Snap is just one of many tech companies worth billions of dollars that has never turned a profit. Instead, these startups pour money raised from investors back into growth, losing money yearly.
Investors stay on the hook in the hopes that the companies will one day become profitable, allowing them to cash out. This has worked for some startups – Facebook first turned a profit five years after it was founded, and boosted its profits to $US6.9 billion last year. Amazon, founded in 1994, didn’t make a profit until 2001, and was relatively light on profits until recently.
But while startups frequently aim to convince investors that they’re the next Facebook or Amazon, such success stories are rare, and questionable paths to profitability can doom startups. WeWork’s attempt at going public in September failed after investors were unconvinced by the company’s plan to turn around its cash-burning trajectory.
Nonetheless, investment data shows that backers are increasingly willing to support startups that remain unprofitable for long periods of time.
A Pitchbook report published earlier this year showed that, of 100 startups worth more than $US1 billion to successfully complete an initial public offering since 2010, 64% were unprofitable. Last year, unprofitable companies that went public fared better than profitable ones, according to Recode.

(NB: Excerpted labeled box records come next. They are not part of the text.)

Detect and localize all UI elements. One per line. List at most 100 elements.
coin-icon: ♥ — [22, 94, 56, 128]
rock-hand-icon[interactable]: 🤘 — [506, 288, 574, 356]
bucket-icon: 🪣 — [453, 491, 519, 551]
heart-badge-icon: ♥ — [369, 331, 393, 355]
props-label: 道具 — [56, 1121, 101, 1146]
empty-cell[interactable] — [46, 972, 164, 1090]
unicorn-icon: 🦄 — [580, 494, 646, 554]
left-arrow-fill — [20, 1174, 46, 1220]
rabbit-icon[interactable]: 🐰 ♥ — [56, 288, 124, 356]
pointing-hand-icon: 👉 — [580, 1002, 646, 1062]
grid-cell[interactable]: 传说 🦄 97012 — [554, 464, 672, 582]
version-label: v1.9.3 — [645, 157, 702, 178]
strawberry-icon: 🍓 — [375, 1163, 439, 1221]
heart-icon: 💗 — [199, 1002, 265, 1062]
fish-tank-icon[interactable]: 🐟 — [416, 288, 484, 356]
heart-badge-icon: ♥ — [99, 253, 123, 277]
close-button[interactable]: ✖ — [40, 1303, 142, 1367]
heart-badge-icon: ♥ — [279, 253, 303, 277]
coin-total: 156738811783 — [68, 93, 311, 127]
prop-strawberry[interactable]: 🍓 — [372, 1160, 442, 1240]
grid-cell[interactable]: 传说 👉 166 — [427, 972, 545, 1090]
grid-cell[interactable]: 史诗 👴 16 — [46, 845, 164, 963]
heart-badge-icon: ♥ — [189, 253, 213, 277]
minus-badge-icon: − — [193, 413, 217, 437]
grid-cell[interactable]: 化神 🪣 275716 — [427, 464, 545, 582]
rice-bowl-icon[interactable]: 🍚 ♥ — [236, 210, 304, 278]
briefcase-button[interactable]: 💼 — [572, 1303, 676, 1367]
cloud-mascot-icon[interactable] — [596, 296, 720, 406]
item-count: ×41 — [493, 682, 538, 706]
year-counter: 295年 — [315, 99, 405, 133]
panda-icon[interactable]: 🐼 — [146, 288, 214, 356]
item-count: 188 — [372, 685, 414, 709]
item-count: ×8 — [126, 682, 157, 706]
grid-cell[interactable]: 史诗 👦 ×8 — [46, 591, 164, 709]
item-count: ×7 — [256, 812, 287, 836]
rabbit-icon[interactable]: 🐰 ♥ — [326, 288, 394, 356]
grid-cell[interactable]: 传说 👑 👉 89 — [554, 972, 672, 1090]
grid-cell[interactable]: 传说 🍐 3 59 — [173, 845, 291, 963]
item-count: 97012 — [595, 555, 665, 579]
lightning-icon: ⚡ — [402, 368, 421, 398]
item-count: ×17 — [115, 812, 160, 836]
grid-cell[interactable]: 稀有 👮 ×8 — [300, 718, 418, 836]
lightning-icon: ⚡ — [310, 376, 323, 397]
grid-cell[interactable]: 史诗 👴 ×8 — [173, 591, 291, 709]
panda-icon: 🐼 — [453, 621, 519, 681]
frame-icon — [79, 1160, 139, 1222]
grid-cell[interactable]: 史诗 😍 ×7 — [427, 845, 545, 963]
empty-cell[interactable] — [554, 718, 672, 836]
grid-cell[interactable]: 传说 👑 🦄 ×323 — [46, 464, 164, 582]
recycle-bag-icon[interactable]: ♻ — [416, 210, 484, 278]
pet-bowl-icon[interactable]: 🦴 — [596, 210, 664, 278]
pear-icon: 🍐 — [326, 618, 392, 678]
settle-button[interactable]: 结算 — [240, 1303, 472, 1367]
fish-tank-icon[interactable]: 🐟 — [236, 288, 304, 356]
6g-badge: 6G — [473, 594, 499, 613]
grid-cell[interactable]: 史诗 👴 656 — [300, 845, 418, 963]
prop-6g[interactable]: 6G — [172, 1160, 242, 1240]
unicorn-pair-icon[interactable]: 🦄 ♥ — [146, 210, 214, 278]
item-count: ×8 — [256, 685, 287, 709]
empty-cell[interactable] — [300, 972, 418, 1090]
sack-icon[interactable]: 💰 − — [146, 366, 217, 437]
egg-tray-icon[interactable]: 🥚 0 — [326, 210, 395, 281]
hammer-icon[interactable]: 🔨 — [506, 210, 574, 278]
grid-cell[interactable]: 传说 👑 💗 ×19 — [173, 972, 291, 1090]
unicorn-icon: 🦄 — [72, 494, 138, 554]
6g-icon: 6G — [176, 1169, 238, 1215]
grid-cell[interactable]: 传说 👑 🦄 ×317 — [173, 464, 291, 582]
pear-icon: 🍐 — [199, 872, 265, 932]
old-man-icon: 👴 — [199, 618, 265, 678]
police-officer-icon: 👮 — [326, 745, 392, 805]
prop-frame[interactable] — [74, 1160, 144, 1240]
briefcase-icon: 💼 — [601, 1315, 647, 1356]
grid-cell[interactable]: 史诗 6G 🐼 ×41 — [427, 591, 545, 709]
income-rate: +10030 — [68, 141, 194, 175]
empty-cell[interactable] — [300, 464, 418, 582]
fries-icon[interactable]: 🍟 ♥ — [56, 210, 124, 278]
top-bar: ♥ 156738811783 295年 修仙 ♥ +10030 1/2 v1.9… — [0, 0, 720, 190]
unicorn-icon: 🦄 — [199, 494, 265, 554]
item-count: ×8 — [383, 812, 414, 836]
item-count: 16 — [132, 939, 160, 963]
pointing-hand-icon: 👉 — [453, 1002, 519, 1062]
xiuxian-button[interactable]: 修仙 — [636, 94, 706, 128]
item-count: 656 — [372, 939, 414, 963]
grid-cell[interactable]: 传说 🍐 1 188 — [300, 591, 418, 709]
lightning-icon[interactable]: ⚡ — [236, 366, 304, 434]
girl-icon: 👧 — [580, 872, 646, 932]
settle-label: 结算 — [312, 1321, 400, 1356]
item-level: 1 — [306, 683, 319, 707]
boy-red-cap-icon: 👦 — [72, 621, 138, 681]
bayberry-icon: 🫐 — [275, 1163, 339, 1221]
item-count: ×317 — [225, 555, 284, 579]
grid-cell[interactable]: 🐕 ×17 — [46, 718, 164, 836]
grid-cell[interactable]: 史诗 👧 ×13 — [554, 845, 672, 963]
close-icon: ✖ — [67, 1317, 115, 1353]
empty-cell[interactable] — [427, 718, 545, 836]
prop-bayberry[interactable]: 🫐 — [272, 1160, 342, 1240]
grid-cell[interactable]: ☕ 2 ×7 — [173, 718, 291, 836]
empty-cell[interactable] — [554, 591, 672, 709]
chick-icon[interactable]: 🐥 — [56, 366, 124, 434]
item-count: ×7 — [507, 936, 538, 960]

Here are nine companies that are valued in the billions despite not being profitable.
Year founded: 2011
Current valuation: $US21.7 billion
Net loss in 2018: $US1.3 billion
A Snap spokesperson did not respond to Business Insider’s request for comment.
Year founded: 2004
Current valuation: $US8.38 billion
Net loss in 2018: $US119.9 million
A Zillow spokesperson did not respond to a request for comment.
Year founded: 2009
Current valuation: $US29.6 billion
Net loss in 2018: $US38.46 million
A Square spokesperson did not respond to a request for comment.
Year founded: 2009
Current valuation: $US50.4 billion
Net loss in 2018: $US1.8 billion
An Uber spokesperson did respond to a request for comment.
Year founded: 2012
Current valuation: $US14.59 billion
Net loss in 2018: $US911 million
A Lyft spokesperson highlighted that in the company’s third quarter 2019 earnings report, CEO Logan Green said Lyft expects to be profitable by the fourth quarter of 2021.
Year founded: 2009
Current valuation: $US10.9 billion
Net loss in 2018: $US63 million
While Pinterest has never had a profitable year, it did achieve profitability in the third quarter of 2019, it noted in a shareholder letter.
Year founded: 2010
Current valuation: $US4.9 billion
Net loss in 2018: $US1.6 billion
A WeWork spokesperson did not respond to a request for comment.
Year founded: 2006
Current valuation: $US25.8 billion
Net loss in 2018: $US78 million
A Spotify spokesperson did not respond to a request for comment.
Year founded: 2003
Current valuation: $US59.3 billion
Net loss in 2018: $US976 million
A Tesla spokesperson did not respond to a request for comment.